Promising Business Possibilities
Modifying or repealing the ethics rule will present unique incentives for non-legal entrepreneurs who fully invest in the legal industry. This will allow legal professionals to ally themselves with non-lawyers to create more successful outreach programs through litigation funding. In doing so, the legal industry can better resolve problems beyond clients’ immediate legal concerns. For example, a small law firm opens a small booth in a hospital to help patients with healthcare-related legal matters. Services like wills, malpractice, power of attorney, insurance, HIPAA, elder law, and other things could be offered to those who need it.
Increase the Volume of Fee-Paying Clients
Assistance from non-lawyer investors would most likely enable small- to mid-size law firms to operate more efficiently. As a result, they will be able to offer a wider range of products and services which would increase the volume of fee-paying clients.
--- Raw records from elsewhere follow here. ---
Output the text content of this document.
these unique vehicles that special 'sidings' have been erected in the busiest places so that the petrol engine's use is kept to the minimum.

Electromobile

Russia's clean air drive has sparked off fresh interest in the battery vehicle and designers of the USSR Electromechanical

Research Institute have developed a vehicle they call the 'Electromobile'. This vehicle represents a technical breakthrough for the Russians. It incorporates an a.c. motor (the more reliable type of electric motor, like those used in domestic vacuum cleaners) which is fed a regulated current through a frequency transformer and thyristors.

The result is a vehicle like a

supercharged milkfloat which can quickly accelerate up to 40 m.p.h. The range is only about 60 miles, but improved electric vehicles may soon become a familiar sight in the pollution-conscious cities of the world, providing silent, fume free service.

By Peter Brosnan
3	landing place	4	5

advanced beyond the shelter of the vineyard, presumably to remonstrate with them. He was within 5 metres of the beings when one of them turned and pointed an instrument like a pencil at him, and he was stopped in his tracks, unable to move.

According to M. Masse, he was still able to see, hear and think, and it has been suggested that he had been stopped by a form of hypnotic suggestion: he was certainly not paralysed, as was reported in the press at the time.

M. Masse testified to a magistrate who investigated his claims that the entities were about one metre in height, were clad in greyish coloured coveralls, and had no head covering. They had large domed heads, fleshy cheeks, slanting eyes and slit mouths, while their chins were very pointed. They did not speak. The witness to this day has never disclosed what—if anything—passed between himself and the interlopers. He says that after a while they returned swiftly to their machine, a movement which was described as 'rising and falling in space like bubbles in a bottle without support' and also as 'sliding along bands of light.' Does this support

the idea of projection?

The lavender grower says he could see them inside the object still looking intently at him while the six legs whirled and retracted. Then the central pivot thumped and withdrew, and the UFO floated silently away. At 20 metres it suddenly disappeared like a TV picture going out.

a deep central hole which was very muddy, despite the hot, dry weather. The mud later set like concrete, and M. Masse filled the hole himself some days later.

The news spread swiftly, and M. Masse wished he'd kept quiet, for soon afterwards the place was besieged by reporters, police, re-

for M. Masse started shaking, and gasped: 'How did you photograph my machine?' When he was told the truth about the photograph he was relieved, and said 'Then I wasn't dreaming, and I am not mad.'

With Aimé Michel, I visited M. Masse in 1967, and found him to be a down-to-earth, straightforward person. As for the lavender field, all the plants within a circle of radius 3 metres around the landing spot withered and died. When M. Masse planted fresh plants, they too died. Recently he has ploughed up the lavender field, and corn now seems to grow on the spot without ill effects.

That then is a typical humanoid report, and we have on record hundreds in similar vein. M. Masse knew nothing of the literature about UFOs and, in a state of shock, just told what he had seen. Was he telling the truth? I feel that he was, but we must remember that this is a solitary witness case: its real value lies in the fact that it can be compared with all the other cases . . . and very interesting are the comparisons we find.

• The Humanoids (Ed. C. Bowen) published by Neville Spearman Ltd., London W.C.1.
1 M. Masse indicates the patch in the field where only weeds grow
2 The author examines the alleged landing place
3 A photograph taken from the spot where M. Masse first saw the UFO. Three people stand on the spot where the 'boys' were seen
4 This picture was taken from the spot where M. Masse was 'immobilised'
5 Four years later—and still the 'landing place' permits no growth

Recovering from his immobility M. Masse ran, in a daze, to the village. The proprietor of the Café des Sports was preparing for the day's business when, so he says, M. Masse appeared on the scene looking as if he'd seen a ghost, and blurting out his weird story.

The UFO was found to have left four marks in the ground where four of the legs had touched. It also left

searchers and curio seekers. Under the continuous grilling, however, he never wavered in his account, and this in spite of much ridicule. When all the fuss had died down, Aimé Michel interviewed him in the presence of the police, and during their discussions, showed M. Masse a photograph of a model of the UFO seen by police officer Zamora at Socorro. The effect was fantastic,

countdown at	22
On top of that, attorneys representing companies will level the playing field with Alternative Legal Service Providers (ALSP), which have long since cut their slice out of the corporate legal market.
The debate over the legal industry becoming available to non-lawyers has long been a point of contention. But societal shifts and advancements in technology seem to be driving the market in a certain direction. After all, this is how a free market is supposed to function—in theory, at least. Rather than pushing back against the force of change, a better strategy would be to find ways to adapt and overcome.